Gavin Mullin (born 29 November 1997) is an Irish rugby union and rugby sevens player. He plays as a centre and represents UCD in the All-Ireland League. His father is former Ireland international Brendan Mullin.

==Early life==
Like his father, Mullin attended Blackrock College, winning a Leinster Schools Junior Cup medal in 2013. He was also a member of the school's unsuccessful 2016 Leinster Schools Rugby Senior Cup side.

==Leinster==
Mullin joined the Leinster Rugby academy ahead of the 2017–18 season, going on to make his debut for the senior team later that season against Zebre, along with several other academy squad members. He was released by Leinster after three seasons having played in just two competitive matches.

==International==
Mullin played seven times for the Ireland U-20s across the 2017 Six Nations Under 20s Championship and the 2017 World Rugby Under 20 Championship.

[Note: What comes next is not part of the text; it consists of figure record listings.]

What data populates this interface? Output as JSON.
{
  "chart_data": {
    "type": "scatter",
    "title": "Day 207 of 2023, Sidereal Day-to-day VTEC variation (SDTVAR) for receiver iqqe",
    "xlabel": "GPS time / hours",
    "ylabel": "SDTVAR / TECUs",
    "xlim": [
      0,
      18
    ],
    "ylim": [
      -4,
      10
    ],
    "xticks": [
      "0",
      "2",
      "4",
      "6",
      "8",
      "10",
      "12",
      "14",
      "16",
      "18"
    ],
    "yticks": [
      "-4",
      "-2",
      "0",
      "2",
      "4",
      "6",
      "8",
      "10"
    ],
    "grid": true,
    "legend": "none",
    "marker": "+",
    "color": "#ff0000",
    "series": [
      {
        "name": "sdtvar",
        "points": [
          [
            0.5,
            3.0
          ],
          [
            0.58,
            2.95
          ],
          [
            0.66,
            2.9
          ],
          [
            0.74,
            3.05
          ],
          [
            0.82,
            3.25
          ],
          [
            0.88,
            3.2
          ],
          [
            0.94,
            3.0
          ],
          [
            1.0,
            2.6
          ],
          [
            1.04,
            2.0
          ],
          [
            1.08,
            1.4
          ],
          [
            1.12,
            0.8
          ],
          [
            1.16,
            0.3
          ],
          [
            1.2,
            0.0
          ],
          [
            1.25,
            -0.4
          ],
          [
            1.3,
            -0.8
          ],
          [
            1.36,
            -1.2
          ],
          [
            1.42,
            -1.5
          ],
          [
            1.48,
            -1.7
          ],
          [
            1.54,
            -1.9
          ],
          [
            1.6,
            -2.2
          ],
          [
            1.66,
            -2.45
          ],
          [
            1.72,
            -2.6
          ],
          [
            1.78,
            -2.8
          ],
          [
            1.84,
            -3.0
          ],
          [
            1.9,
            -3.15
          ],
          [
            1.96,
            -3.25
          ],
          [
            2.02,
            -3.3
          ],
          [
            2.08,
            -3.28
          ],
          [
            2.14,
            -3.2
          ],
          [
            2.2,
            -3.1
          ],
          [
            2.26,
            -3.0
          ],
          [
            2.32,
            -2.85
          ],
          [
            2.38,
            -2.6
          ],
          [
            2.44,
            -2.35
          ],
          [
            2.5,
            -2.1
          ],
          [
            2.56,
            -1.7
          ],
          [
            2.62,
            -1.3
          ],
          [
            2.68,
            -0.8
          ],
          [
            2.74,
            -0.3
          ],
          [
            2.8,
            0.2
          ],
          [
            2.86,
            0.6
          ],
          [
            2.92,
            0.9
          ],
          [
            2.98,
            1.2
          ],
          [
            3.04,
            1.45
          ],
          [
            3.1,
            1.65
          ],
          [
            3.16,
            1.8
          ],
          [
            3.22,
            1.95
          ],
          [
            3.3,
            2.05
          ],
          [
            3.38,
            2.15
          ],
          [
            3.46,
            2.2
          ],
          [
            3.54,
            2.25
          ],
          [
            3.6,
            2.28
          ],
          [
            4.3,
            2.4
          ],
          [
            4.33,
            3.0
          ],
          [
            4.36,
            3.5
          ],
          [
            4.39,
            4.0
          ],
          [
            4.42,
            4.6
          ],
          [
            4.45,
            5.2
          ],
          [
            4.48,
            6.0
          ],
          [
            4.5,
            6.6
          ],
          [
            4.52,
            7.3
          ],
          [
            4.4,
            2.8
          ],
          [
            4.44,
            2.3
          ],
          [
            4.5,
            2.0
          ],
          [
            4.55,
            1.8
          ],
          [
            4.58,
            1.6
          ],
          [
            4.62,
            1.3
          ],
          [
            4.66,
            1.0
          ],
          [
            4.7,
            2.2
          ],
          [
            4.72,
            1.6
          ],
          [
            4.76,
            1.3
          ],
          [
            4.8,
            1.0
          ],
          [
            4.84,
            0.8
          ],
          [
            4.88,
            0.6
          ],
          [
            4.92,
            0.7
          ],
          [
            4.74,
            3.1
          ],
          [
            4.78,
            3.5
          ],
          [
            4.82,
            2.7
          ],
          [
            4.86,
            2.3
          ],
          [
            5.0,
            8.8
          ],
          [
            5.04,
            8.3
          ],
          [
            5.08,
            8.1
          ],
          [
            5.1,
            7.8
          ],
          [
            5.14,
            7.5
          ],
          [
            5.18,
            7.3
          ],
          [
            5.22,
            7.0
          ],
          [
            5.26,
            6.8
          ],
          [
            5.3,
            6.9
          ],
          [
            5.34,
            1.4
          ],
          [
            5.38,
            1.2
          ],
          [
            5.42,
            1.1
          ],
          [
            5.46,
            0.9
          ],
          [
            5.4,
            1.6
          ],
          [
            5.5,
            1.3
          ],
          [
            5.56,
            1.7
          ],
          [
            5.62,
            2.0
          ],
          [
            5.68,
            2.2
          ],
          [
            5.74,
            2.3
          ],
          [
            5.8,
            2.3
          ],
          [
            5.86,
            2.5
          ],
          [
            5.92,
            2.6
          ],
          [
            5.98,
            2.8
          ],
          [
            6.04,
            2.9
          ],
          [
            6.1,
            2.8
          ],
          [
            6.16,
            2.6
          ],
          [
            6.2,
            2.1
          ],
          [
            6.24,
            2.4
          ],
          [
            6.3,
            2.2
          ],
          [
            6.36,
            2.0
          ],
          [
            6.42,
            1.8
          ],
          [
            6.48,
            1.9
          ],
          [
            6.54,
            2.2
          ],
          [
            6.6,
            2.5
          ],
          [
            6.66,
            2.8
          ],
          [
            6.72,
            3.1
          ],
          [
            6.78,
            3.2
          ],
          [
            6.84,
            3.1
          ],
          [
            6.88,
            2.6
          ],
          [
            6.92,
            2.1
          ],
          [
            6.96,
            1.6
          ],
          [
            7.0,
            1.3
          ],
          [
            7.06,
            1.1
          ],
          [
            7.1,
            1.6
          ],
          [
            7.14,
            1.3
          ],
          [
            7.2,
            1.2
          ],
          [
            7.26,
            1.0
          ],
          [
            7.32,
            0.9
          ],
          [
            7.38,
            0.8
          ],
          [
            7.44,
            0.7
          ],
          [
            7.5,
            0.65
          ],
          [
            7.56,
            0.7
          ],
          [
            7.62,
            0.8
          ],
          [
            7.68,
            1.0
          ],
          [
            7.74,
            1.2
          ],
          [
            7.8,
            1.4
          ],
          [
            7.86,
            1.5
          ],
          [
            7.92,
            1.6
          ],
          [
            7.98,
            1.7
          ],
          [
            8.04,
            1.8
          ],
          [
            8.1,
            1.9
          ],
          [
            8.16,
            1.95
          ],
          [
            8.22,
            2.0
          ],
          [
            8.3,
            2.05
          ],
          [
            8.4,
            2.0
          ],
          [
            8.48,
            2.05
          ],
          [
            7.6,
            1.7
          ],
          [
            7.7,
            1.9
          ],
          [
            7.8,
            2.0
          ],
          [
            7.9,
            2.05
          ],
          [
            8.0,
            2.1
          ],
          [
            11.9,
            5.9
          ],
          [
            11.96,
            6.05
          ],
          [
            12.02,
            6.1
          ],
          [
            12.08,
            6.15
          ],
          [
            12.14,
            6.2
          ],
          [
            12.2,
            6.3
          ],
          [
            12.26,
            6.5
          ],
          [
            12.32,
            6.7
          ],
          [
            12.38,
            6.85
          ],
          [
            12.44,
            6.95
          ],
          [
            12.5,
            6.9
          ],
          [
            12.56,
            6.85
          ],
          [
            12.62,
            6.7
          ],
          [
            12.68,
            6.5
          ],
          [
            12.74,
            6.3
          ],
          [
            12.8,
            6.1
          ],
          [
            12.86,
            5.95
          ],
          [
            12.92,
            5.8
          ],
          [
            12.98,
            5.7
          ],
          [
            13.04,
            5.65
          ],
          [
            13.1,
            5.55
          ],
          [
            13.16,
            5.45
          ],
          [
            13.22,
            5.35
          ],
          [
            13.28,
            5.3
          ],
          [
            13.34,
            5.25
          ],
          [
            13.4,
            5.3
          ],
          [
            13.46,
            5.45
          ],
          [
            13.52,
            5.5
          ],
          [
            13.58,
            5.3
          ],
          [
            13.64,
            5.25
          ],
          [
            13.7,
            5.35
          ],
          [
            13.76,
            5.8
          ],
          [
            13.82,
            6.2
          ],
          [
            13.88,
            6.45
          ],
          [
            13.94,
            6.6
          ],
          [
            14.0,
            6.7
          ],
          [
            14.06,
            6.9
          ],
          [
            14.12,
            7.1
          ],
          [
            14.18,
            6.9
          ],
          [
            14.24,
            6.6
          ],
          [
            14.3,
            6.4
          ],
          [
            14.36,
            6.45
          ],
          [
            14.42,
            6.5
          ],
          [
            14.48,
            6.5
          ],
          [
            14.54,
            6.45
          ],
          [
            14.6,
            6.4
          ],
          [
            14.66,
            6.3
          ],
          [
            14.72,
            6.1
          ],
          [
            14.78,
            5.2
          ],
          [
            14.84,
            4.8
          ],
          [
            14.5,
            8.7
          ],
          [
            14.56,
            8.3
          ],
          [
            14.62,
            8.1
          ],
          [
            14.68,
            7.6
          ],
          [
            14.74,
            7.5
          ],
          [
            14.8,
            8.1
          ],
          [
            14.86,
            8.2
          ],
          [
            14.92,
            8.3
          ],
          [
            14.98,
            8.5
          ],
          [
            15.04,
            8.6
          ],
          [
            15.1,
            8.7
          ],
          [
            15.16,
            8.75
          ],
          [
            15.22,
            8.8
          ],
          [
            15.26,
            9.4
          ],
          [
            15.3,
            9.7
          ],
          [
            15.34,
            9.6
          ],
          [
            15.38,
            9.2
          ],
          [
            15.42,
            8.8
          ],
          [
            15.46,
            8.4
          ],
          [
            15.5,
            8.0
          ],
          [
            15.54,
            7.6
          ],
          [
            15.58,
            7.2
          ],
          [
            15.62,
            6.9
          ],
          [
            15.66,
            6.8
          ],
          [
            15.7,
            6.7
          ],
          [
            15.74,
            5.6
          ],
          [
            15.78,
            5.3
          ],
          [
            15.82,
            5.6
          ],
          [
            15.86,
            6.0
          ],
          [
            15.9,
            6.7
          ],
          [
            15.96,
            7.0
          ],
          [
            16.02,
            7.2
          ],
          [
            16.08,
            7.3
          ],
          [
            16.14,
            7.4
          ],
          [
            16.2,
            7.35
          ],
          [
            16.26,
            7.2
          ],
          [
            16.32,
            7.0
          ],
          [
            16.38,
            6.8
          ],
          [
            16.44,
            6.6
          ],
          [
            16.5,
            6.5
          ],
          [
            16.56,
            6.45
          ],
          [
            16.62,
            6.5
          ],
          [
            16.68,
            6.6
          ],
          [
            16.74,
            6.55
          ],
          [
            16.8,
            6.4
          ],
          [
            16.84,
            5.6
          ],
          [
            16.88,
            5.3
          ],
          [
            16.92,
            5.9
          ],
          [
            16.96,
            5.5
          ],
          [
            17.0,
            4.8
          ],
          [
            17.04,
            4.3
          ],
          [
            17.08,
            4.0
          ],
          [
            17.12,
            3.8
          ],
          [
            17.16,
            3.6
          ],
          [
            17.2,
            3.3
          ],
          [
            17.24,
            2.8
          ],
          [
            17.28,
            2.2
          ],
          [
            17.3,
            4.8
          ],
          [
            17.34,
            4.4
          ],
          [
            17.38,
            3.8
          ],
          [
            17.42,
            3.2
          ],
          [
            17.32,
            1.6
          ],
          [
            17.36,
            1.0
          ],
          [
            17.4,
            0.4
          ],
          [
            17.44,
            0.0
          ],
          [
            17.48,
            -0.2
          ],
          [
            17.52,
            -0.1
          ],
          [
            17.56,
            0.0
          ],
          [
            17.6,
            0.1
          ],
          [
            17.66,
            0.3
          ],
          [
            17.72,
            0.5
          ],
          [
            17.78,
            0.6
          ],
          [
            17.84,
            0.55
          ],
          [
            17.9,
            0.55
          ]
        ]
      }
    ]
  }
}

Mullin was part of the team that lost against hosts the Georgia U-20s, for the first ever time, resulting in a then joint-worst ever finish of ninth at the World Rugby Under 20 Championship.

Mullin has also played for the Ireland national rugby sevens team. He was a member of the team at the 2020 Summer Olympics in Tokyo, held in 2021 due to the COVID-19 pandemic. He also competed for Ireland in rugby sevens events at the 2024 Summer Olympics in Paris.